On the basis of the optimal cut-off based on the ROC curve analysis, all indicators were transformed into binary variables, and risk ratios were calculated. The risk ratios of KL-6, RSG, and combined scores in the development group and validation group were associated with a higher incidence of 28-day mortality, with risk ratios of 17.858 (95% CI: 7.130-44.729, P<0.001), 7.279 (95% CI: 2.932-18.069, P<0.001), 12.107 (95% CI: 4.861-30.154, P<0.001), 18.826 (95% CI: 4.140-85.588, P<0.001), respectively.

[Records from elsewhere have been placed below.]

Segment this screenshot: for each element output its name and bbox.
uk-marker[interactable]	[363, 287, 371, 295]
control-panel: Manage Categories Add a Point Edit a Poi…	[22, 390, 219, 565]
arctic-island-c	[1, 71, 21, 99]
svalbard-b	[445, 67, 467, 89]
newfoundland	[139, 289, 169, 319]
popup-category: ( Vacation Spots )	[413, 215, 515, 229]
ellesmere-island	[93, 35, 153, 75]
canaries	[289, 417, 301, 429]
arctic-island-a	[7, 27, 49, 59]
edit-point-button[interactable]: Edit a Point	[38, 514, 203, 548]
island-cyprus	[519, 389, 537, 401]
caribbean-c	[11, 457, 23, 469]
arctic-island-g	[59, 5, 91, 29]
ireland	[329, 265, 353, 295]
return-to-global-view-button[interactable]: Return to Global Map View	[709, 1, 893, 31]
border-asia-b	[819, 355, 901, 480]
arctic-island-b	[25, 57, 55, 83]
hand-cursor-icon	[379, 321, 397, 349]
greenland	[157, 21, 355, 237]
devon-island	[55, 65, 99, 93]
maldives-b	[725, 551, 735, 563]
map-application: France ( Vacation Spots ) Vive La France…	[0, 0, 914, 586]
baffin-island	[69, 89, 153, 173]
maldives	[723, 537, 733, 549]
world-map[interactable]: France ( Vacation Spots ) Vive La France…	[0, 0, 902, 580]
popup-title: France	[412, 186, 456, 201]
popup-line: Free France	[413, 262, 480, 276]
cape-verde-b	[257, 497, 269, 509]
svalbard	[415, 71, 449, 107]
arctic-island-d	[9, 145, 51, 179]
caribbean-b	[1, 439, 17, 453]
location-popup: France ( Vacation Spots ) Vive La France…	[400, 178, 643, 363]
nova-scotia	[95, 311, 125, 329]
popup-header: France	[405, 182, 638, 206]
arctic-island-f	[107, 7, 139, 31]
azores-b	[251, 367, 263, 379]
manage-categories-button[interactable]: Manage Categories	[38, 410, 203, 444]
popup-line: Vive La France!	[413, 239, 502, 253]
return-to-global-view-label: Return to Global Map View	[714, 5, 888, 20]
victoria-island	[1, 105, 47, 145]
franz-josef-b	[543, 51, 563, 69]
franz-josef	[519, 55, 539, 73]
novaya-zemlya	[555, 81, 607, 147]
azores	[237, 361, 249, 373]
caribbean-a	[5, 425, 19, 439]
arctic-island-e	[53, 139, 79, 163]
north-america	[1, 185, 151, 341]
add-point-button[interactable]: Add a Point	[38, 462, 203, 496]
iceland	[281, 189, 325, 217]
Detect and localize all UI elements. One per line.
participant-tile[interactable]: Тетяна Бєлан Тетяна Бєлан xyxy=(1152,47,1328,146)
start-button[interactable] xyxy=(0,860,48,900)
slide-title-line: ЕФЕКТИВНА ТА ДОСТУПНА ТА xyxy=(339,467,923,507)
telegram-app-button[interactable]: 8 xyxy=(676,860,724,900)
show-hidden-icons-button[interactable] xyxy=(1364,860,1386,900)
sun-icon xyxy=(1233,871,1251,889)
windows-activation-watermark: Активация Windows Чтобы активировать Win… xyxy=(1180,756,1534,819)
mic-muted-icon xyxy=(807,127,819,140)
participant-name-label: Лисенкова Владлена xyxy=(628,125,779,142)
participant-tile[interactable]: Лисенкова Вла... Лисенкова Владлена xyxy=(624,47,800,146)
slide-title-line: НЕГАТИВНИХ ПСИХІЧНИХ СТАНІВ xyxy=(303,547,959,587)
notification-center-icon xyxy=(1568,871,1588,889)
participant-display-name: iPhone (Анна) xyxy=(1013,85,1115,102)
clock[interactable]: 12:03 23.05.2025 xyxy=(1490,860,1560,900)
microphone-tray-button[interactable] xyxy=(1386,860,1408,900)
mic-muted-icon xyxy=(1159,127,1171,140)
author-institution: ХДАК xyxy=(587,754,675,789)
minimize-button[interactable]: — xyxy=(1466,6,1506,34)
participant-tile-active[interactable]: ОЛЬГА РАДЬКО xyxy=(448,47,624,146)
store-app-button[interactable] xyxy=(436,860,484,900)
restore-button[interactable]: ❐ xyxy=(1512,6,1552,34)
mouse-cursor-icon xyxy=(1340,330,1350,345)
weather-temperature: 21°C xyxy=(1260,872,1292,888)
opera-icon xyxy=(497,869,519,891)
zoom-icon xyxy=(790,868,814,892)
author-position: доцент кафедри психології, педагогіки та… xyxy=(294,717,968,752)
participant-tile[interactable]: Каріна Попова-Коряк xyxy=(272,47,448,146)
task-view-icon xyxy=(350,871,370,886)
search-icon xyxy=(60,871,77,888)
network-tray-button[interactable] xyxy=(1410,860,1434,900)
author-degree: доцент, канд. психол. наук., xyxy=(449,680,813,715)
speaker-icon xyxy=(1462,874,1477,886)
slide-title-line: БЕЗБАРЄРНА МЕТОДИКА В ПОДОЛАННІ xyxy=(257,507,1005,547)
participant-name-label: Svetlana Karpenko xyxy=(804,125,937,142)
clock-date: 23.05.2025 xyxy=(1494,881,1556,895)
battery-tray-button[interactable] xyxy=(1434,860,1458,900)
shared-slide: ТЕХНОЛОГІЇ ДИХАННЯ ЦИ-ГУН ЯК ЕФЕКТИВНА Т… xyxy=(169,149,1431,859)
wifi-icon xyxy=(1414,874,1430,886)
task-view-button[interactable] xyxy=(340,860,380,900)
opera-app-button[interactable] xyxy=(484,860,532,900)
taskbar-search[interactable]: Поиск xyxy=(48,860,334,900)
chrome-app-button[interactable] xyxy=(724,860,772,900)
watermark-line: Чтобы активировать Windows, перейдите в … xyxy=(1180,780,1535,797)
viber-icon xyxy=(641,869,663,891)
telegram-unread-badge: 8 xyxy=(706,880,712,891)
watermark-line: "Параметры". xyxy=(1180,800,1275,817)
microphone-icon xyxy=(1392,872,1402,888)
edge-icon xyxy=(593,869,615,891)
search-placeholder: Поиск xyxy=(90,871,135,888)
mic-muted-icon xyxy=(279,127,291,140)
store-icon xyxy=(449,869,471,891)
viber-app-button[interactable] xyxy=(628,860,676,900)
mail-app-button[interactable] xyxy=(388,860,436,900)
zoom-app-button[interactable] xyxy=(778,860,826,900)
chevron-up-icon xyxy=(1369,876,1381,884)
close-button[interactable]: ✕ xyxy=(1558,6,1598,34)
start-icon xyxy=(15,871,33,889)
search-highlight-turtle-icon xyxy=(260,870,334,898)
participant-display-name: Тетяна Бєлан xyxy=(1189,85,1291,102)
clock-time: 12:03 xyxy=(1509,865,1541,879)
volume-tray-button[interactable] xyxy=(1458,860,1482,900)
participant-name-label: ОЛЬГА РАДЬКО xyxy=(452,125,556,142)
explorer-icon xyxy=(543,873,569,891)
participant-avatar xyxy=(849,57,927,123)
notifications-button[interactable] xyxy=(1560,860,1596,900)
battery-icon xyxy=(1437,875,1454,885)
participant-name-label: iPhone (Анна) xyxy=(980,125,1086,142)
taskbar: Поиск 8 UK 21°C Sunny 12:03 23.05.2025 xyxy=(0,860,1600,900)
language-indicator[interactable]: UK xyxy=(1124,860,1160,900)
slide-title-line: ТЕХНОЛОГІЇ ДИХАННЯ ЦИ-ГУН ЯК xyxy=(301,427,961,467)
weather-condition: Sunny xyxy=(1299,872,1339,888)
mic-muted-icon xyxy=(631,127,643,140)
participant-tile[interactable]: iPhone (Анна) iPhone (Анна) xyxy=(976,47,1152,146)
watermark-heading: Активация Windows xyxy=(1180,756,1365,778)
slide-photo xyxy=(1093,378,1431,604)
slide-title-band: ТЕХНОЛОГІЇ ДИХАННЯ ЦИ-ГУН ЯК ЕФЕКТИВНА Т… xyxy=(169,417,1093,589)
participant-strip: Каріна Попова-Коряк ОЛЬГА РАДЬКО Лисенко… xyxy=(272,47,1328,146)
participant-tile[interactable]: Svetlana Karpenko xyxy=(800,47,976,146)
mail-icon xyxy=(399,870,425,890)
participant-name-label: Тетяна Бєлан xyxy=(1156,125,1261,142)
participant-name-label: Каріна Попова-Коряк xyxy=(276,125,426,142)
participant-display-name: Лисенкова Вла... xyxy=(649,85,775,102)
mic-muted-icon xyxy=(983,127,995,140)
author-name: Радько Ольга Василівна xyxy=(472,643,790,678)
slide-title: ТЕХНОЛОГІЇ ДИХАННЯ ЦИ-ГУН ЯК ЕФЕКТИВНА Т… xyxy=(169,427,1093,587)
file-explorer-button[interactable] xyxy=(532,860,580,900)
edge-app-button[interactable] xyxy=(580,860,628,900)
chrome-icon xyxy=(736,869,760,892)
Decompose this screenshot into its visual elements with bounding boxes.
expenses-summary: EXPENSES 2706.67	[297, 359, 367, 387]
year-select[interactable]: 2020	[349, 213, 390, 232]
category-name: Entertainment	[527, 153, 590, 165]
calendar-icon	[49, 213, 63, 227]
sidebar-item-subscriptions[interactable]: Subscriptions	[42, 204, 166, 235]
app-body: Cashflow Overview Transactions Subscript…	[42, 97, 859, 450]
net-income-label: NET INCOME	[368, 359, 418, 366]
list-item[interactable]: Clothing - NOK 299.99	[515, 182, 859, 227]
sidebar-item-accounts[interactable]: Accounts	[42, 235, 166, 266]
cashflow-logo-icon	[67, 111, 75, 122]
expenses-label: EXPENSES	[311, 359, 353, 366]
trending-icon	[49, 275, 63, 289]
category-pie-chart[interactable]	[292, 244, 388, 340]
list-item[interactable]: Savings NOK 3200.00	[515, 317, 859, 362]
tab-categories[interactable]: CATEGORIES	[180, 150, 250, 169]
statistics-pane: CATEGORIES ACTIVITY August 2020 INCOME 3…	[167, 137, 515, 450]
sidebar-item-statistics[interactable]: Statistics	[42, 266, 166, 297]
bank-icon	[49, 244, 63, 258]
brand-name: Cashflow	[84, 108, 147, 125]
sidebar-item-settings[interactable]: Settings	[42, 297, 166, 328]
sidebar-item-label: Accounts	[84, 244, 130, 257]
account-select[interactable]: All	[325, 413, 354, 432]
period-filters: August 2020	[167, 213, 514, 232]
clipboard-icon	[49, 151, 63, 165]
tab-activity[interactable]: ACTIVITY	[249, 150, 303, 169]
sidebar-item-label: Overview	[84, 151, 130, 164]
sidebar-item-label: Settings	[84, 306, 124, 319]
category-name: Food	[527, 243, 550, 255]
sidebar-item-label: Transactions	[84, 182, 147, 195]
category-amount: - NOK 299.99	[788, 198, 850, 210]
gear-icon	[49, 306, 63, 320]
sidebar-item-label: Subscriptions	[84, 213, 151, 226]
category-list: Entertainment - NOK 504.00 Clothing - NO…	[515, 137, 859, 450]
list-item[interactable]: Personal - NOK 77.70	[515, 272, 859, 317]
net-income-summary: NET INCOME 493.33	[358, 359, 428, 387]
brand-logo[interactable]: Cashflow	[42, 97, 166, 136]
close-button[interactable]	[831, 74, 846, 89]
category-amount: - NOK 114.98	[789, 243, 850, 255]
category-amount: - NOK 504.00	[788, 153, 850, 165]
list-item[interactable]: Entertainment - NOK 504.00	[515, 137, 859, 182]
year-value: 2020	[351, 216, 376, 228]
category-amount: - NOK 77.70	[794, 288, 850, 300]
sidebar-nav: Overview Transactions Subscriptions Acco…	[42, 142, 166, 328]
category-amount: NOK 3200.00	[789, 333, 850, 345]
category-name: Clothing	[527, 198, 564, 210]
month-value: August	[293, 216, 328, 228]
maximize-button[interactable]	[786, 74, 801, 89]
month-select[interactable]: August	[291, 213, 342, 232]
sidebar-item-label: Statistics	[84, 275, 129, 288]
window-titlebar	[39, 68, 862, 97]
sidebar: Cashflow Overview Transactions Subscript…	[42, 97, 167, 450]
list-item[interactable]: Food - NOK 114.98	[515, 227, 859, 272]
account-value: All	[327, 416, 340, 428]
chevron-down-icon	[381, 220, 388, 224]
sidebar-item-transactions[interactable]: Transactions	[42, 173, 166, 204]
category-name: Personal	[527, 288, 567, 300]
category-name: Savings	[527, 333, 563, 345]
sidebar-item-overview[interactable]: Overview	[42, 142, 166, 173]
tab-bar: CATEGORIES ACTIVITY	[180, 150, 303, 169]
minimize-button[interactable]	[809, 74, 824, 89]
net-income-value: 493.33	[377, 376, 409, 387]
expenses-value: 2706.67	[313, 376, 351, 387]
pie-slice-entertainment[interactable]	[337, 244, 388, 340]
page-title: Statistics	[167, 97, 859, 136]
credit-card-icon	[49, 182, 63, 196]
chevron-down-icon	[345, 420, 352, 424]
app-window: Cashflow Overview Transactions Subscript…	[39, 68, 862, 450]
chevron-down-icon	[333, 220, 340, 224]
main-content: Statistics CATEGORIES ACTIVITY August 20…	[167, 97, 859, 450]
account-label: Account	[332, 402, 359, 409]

3.4 Kaplan - Meier curve of subgroups stratified by KL-6, RSG and combined scores
All 173 inpatients were followed in this retrospective study. The primary endpoint occurred in 41 inpatients (23.7%). Patients were categorized into two subsets according to the optimal cut-off value of KL-6, RSG and combined score in the development group (Table 3). Kaplan-Meier curves showed that differences between the two subsets were statistically significant (Figure 3.2, 3.3, 3.4) in the development group. In the validation group, the model showed that patients with a high combined score had poor outcomes compared to those with a low combined score (Figure 3.5).